Lass dich mal aufs Korn nehmen

Der Wauwiler Eigenbrötler und der «Reussbad»-Koch verstehen sich prächtig. Sie stellen ihre Produkte ins Rampenlicht; dabei spielen Preise eine Nebenrolle.

Erich Büchler

Die Strassen von Wauwil sind früh am Morgen menschenleer. Nur selten kreuzt ein Auto meinen Weg. Auf der rechten Strassenseite beleuchten die Lichter von Suter’s Millefeuille Café im Wetteifer mit den Strassenlaternen meinen Weg. Im Erdgeschoss des Cafés erkenne ich in den milchigen Fenstern die Umrisse von zwei Bäckerinnen. Hier muss es sein! Doch wo ist der Laden? Nach kurzem Klopfen trete ich in die Backstube ein. Mit einem breiten Lachen streckt mir ein in Blau gekleideter Mann die Hand entgegen. Seine Haare und sein Bart sind zu einem Zopf geflochten. Direkt unterhalb des Kinns ist der Zopf mit einer Haarklemme befestigt. Das muss er sein: der Eigenbrötler von Wauwil.

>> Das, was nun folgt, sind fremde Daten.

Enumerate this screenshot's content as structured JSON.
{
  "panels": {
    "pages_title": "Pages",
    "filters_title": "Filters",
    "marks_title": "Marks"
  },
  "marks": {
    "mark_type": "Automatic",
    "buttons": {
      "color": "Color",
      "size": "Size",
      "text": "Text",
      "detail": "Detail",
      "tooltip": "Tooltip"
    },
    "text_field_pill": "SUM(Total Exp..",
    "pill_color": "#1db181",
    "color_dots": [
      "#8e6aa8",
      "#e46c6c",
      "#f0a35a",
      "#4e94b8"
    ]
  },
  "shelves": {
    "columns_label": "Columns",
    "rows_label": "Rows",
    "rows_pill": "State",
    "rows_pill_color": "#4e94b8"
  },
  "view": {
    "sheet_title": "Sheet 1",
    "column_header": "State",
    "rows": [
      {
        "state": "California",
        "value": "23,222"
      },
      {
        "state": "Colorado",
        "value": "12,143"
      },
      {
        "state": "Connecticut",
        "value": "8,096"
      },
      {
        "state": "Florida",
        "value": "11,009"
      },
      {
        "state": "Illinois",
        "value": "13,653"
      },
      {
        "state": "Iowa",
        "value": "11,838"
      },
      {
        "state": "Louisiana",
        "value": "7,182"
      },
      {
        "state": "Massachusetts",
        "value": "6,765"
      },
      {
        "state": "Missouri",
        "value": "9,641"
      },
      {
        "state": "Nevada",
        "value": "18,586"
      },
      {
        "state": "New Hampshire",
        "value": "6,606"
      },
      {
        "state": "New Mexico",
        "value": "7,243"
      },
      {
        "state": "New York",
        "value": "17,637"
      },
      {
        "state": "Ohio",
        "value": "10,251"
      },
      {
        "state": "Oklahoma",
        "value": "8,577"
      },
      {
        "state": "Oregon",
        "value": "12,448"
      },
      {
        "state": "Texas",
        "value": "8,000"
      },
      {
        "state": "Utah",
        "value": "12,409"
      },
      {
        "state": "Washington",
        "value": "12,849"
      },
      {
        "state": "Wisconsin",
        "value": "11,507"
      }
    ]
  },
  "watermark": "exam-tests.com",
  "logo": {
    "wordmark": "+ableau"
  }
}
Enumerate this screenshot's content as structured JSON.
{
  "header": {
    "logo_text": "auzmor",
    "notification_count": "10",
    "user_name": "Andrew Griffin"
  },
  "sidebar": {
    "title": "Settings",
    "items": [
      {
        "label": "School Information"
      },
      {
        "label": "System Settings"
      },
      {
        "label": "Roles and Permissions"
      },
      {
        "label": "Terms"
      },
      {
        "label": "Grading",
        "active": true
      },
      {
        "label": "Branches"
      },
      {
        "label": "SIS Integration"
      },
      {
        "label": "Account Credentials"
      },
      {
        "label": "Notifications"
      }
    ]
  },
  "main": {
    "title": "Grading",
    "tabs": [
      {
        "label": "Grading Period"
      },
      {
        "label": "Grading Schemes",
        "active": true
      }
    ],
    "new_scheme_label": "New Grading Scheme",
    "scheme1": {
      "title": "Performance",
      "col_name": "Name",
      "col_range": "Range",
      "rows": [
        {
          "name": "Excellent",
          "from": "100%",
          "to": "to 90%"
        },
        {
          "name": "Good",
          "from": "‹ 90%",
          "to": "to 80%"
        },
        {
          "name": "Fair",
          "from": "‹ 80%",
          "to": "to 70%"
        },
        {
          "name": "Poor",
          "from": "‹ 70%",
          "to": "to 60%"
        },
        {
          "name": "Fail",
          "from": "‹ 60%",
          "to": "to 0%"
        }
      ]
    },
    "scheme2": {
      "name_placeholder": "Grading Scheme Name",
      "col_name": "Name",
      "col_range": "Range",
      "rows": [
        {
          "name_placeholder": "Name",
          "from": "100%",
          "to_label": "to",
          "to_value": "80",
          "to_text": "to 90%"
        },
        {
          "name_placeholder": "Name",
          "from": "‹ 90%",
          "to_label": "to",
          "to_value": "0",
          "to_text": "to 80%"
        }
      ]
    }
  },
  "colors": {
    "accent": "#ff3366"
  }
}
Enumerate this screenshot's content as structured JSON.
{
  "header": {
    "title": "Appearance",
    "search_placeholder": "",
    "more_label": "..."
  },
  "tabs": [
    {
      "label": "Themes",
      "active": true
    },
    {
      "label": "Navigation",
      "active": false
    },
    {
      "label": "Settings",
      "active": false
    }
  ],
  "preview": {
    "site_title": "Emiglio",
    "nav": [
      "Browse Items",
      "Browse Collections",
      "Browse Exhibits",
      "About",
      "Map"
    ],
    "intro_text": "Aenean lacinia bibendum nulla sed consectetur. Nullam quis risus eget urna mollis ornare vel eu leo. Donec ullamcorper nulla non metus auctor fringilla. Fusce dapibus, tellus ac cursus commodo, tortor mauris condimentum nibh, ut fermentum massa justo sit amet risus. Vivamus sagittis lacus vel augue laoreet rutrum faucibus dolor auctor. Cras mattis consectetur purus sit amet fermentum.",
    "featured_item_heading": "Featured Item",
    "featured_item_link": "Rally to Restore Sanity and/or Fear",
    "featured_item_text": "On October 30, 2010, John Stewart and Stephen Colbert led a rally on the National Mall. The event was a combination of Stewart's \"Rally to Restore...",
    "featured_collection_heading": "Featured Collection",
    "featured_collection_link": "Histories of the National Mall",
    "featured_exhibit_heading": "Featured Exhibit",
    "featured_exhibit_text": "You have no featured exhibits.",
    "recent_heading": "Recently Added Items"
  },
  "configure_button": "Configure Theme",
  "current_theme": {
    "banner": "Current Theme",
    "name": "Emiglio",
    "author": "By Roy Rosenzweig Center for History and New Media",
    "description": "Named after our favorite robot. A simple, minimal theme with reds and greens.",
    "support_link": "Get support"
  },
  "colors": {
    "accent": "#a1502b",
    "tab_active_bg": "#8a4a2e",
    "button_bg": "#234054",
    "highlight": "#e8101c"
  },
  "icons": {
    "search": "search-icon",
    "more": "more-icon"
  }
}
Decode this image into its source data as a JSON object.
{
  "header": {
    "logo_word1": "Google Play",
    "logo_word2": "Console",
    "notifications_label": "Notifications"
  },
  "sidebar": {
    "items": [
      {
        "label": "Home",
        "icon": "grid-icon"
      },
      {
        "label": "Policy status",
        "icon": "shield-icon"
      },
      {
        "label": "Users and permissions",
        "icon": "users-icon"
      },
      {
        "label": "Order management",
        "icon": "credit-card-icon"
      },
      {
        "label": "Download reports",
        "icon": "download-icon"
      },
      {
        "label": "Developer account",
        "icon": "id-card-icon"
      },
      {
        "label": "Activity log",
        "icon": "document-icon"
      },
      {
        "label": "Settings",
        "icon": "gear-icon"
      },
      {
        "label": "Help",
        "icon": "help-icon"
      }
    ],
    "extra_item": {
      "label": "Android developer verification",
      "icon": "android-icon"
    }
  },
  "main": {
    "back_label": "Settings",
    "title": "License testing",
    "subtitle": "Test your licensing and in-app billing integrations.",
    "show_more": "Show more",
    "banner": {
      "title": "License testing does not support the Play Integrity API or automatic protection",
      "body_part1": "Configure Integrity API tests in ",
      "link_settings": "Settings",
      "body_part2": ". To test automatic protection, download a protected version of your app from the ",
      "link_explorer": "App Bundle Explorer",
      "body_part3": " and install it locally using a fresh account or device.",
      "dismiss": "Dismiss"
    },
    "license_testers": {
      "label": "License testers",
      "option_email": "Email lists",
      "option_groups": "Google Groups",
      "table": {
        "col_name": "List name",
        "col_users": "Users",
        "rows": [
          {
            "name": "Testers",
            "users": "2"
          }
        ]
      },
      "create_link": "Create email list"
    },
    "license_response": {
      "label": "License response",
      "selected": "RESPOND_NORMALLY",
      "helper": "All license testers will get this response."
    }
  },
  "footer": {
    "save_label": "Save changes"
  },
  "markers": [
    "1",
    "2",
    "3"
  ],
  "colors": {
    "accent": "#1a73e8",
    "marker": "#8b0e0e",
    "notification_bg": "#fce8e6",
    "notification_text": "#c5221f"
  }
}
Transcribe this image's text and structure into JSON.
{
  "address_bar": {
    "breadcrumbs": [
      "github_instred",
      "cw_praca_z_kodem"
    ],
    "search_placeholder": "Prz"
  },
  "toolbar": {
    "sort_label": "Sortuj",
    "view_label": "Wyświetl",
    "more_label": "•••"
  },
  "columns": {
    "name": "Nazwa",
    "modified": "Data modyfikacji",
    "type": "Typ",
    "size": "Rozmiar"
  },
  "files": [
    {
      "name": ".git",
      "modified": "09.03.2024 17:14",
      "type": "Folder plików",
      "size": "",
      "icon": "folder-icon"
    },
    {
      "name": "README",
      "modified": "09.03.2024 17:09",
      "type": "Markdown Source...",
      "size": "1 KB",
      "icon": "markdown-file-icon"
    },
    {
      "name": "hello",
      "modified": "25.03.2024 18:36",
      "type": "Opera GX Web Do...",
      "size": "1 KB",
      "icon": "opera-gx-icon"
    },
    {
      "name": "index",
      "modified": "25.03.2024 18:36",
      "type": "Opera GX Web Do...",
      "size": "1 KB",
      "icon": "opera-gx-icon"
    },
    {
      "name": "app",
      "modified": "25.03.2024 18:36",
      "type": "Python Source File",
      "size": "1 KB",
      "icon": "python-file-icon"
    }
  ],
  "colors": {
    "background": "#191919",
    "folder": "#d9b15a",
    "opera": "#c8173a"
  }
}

Daniel AmreinDie zwei Zöpfe, die Markenzeichen vom Eigenbrötler. © Stefan Bienz

Eine Nische

Daniel Amrein führt mich zum kleinen Tisch in der Backstube. «Ich bin der Dani, machen wir‘s doch einfach. Es spricht sich besser, wenn wir per du sind», hält der bärtige Bäcker fest. Vor fünfzehn Jahren übernahm Daniel Amrein, genannt Eigenbrötler, die traditionelle Bäckerei von seinem Vater. Daniel Amrein wollte seine Ideen verwirklichen und die Bäckerei radikal verändern. Keine Backmischungen, vermehrt Bioprodukte und zurück zum Ursprung des Backens. Er vermietete das Café im oberen Stock an einen Bäckerkollegen, schloss den Laden und vergrösserte die Produktion. Seine Bäckerkollegen backen jeden Morgen ein bis zwei Mal und abends auch noch. Doch der Eigenbrötler drehte den Spiess um, pflegt seine Teige und stellt jede Füllung und Konfitüre für seine Backwaren selber her. Er kauft ganze Brotkörner ohne Spelzen direkt beim Müller. Lässt die edlen Körner im Wasser quellen und stellt selber Brühstücke her. Brühstücke dienen zur Verquellung gröberer Brotbestandteile (z.B. Körner, Saaten, Schrote), um den Kaueindruck und die Frischhaltung des Brotes zu verbessern. Für ein Brühstück werden Körner mit kochendem Wasser im Verhältnis eins zu eins vermischt und mindestens fünf Stunden gequollen. Diesen zusätzlichen Aufwand nimmt der Eigenbrötler gerne in Kauf. «Unsere Brote sind durch die lange Triebführung länger haltbar. Der Kunde kauft bei uns zwei Mal in der Woche Brot. Das wird nicht warm verkauft, sondern bleibt einfach länger frisch», erklärt Daniel Amrein mit einem verschmitzten Lächeln.

Die Stadt ist weiter

«Von überall wird den Bäckern in den Mund gelegt, dass nur warmes Brot frisches Brot sei. Mit unserer Produktion und unserem Erfolg beweisen wir das Gegenteil», hält der Eigenbrötler fest und erklärt: «Wir verkaufen am Wochenmarkt in Luzern am Dienstag und Samstag den grössten Teil unserer Brotproduktion. In Luzern besuchen uns viele Stammkunden, die nur Brot bei uns kaufen. Dabei spielt der Nachhaltigkeitsgedanke bei den Marktbesuchern, meist Stadtbewohnern, eine grosse Rolle. Das Brot wird geplant eingekauft und reicht bis zum nächsten Markt. Das hat nichts mit den ‹Grünen› oder ‹Chörnlipickern› zu tun. Nur gerade 20 bis 30 % unserer Kunden haben eine spezielle Ernährungsform. Es kann auch sein, dass ein Kunde mit einem teuren Porsche vor unserer Produktion hält und das übers Internet bestellte Brot bei uns abholt.» Daniel Amrein dreht an seinem Bart und klemmt ihn unter dem Kinn mit der Haarklemme wieder fest. Er fährt weiter: «Grundsätzlich kommen unsere Kunden aus total unterschiedlichen Gesellschaftsschichten. Eines haben sie gemeinsam: Sie schätzen unsere Bioprodukte, das Handwerk, die lange Haltbarkeit, und Brot wegschmeissen ist ein Tabu.»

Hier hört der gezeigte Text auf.